The growth in chicken has fueled even higher ambitions, Sempels said, including further expansion of the McCrispy platform to nearly all markets and an opportunity to expand into tenders and wraps.
“We see potential to add another point of chicken share by 2026,” Sempels said.
In addition to burgers and chicken, McDonald’s is also targeting a more robust coffee business, as the category (and coffee brands) continues to grow at a material clip. Sempels called coffee a “very attractive category” because of that growth, as well as its high profitability and consumer habituation. For its part, McDonald’s McCafe is 30 years old, and the company sells nearly 8 million cups of coffee a day.
“That makes us the number two coffee player globally,” Sempels said. “While we’ve had success, we still haven’t realized our full global potential.”
To do this, McDonald’s plans to break down disparities across its global markets, better leverage its scale advantages, lead with food, and address “known gaps in consistency.”
“First and foremost, we’ll establish McCafe as part of our core menu offering and as our only brand for coffee at McDonald’s,” Sempels said. “Next, we’ll address inconsistencies in availability, experience, and taste by reducing over 100 types of equipment to a smaller list of only five global suppliers. This will ensure gold standard execution around the world while still giving markets the flexibility to address local tastes and preferences.”

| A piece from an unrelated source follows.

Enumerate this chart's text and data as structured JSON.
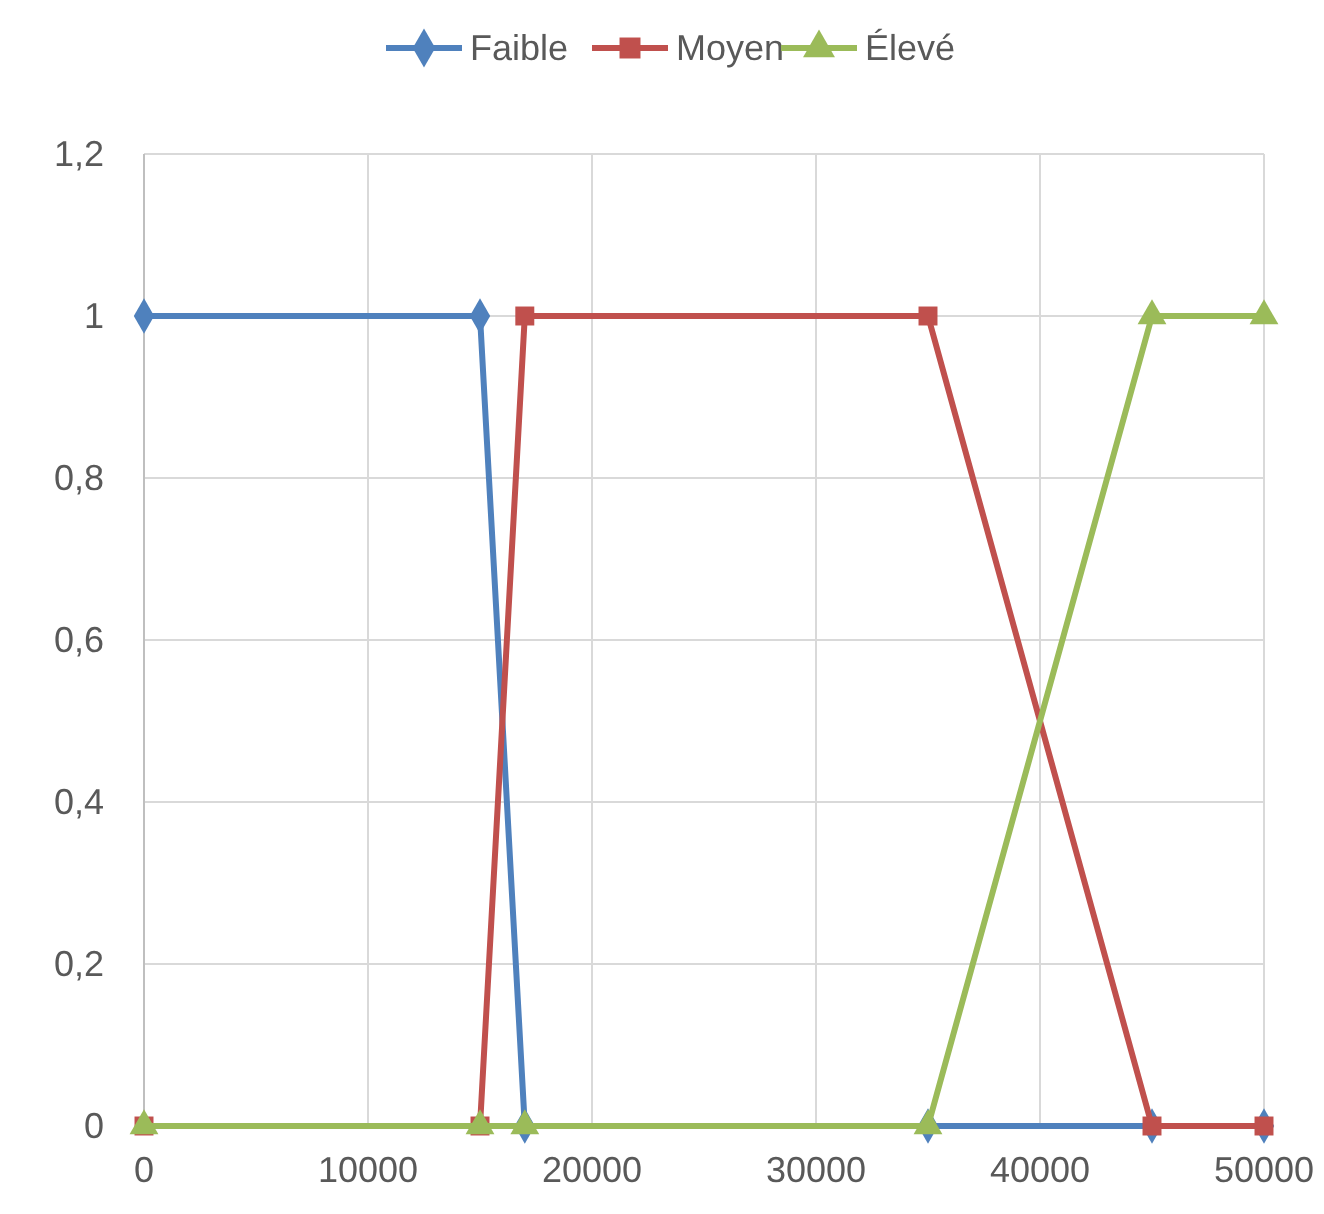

The company will also lean in further on cold coffee, which is experiencing a staggering amount of demand. According to Grand View Research, the cold brew coffee market is expected to register a compound annual growth rate above 25% through 2025. Marketwatch reports that the cold brew market was worth $4 million in 2019 and is expected to reach $30 million by the end of 2026.

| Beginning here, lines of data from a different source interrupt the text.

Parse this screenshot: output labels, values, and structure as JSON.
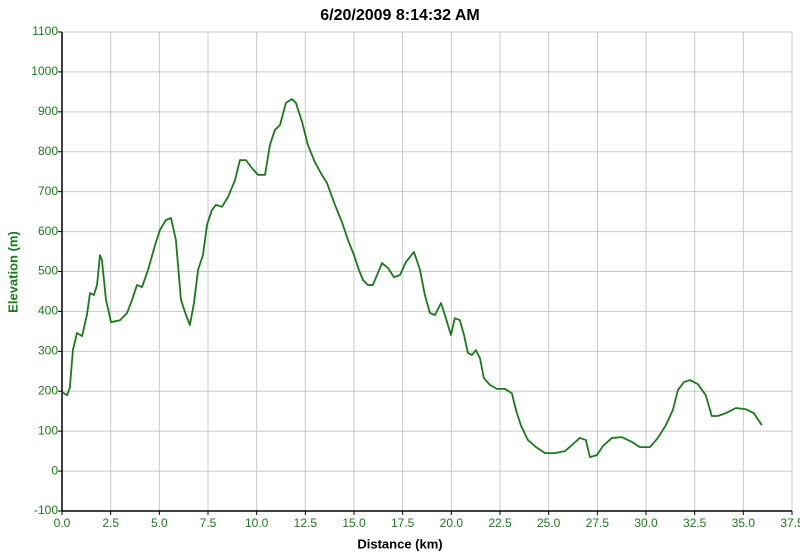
{
  "chart_data": {
    "type": "line",
    "title": "6/20/2009 8:14:32 AM",
    "x_label": "Distance (km)",
    "y_label": "Elevation (m)",
    "color": "#1a7a1a",
    "grid": true,
    "xlim": [
      0,
      37.5
    ],
    "ylim": [
      -100,
      1100
    ],
    "xticks": [
      {
        "value": 0,
        "label": "0.0"
      },
      2.5,
      {
        "value": 5,
        "label": "5.0"
      },
      7.5,
      {
        "value": 10,
        "label": "10.0"
      },
      12.5,
      {
        "value": 15,
        "label": "15.0"
      },
      17.5,
      {
        "value": 20,
        "label": "20.0"
      },
      22.5,
      {
        "value": 25,
        "label": "25.0"
      },
      27.5,
      {
        "value": 30,
        "label": "30.0"
      },
      32.5,
      {
        "value": 35,
        "label": "35.0"
      },
      37.5
    ],
    "yticks": [
      -100,
      0,
      100,
      200,
      300,
      400,
      500,
      600,
      700,
      800,
      900,
      1000,
      1100
    ],
    "x": [
      0,
      0.26,
      0.4,
      0.56,
      0.77,
      1.03,
      1.28,
      1.44,
      1.64,
      1.8,
      1.95,
      2.05,
      2.26,
      2.52,
      2.98,
      3.34,
      3.6,
      3.85,
      4.11,
      4.42,
      4.78,
      5.03,
      5.34,
      5.6,
      5.85,
      6.11,
      6.37,
      6.57,
      6.78,
      6.99,
      7.24,
      7.45,
      7.7,
      7.91,
      8.22,
      8.53,
      8.89,
      9.14,
      9.45,
      9.76,
      10.07,
      10.43,
      10.68,
      10.94,
      11.2,
      11.5,
      11.81,
      12.02,
      12.33,
      12.63,
      12.99,
      13.35,
      13.61,
      14.02,
      14.38,
      14.69,
      15.0,
      15.25,
      15.46,
      15.71,
      15.97,
      16.18,
      16.44,
      16.74,
      17.05,
      17.36,
      17.67,
      18.08,
      18.39,
      18.64,
      18.9,
      19.16,
      19.47,
      19.72,
      19.98,
      20.18,
      20.44,
      20.65,
      20.85,
      21.06,
      21.26,
      21.47,
      21.67,
      21.98,
      22.34,
      22.75,
      23.11,
      23.32,
      23.57,
      23.93,
      24.35,
      24.81,
      25.32,
      25.83,
      26.19,
      26.6,
      26.91,
      27.12,
      27.48,
      27.79,
      28.25,
      28.76,
      29.28,
      29.69,
      30.2,
      30.61,
      31.02,
      31.38,
      31.64,
      31.95,
      32.25,
      32.66,
      33.07,
      33.38,
      33.69,
      34.1,
      34.62,
      35.13,
      35.54,
      35.95
    ],
    "values": [
      198,
      190,
      208,
      303,
      346,
      338,
      391,
      446,
      441,
      466,
      541,
      529,
      429,
      373,
      378,
      396,
      429,
      466,
      461,
      504,
      566,
      604,
      629,
      634,
      579,
      429,
      391,
      366,
      421,
      504,
      541,
      617,
      654,
      667,
      662,
      687,
      729,
      779,
      779,
      759,
      742,
      742,
      817,
      855,
      867,
      922,
      932,
      922,
      875,
      817,
      774,
      742,
      722,
      667,
      624,
      579,
      541,
      504,
      479,
      466,
      466,
      491,
      521,
      509,
      486,
      491,
      524,
      549,
      504,
      441,
      396,
      391,
      421,
      383,
      341,
      383,
      378,
      341,
      296,
      291,
      303,
      283,
      233,
      216,
      206,
      206,
      195,
      153,
      115,
      78,
      60,
      45,
      45,
      50,
      65,
      83,
      78,
      35,
      40,
      63,
      83,
      85,
      73,
      60,
      60,
      83,
      115,
      153,
      203,
      223,
      228,
      218,
      190,
      138,
      138,
      145,
      158,
      155,
      145,
      115
    ]
  }
}
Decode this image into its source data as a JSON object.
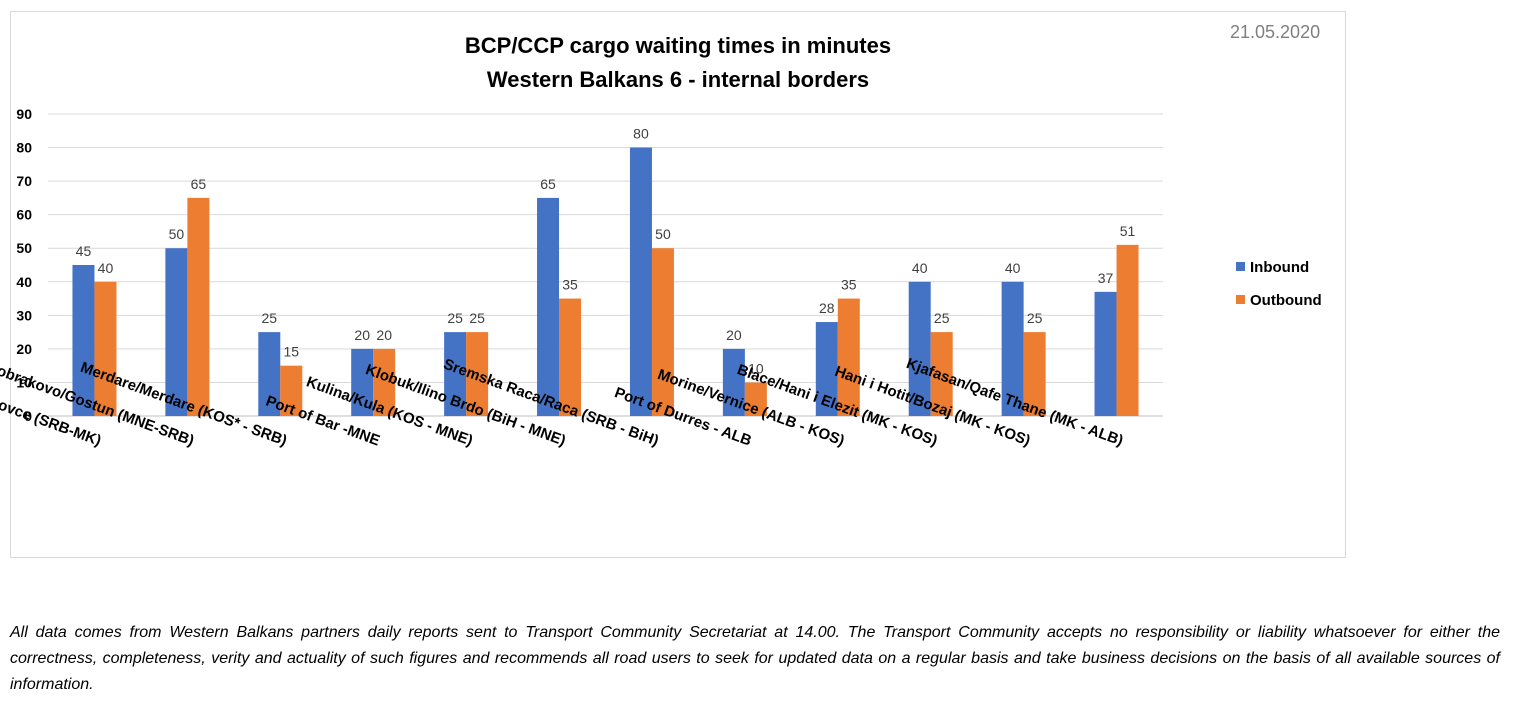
{
  "chart_data": {
    "type": "bar",
    "title": "BCP/CCP cargo waiting times in minutes",
    "subtitle": "Western Balkans 6 - internal borders",
    "date": "21.05.2020",
    "categories": [
      "Presevo/ Tabanovce (SRB-MK)",
      "Dobrakovo/Gostun (MNE-SRB)",
      "Merdare/Merdare (KOS* - SRB)",
      "Port of Bar -MNE",
      "Kulina/Kula (KOS - MNE)",
      "Klobuk/Ilino Brdo (BiH - MNE)",
      "Sremska Raca/Raca (SRB - BiH)",
      "Port of Durres - ALB",
      "Morine/Vernice (ALB - KOS)",
      "Blace/Hani i Elezit (MK - KOS)",
      "Hani i Hotit/Bozaj (MK - KOS)",
      "Kjafasan/Qafe Thane (MK - ALB)"
    ],
    "series": [
      {
        "name": "Inbound",
        "color": "#4472c4",
        "values": [
          45,
          50,
          25,
          20,
          25,
          65,
          80,
          20,
          28,
          40,
          40,
          37
        ]
      },
      {
        "name": "Outbound",
        "color": "#ed7d31",
        "values": [
          40,
          65,
          15,
          20,
          25,
          35,
          50,
          10,
          35,
          25,
          25,
          51
        ]
      }
    ],
    "ylim": [
      0,
      90
    ],
    "yticks": [
      0,
      10,
      20,
      30,
      40,
      50,
      60,
      70,
      80,
      90
    ],
    "grid": true,
    "legend_position": "right",
    "xlabel": "",
    "ylabel": ""
  },
  "footer": {
    "disclaimer": "All data comes from Western Balkans partners daily reports sent to Transport Community Secretariat at 14.00. The Transport Community accepts no responsibility or liability whatsoever for either the correctness, completeness, verity and actuality of such figures and recommends all road users to seek for updated data on a regular basis and take business decisions on the basis of all available sources of information."
  }
}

This focus on coffee is also where CosMc’s could provide some plug-and-play solutions into the broader McDonald’s systems based on its most successful products. CosMc’s menu includes a host of specialty beverages, including unique options like the S’mores cold brew and iced turmeric spiced latte.
“We are developing a plan on how to best adapt and execute against cold coffee beverages and that plan will provide convenience, value, and a high-quality taste synonymous with McDonald’s,” Sempels said. “We’re giving our customers even more reasons to visit.”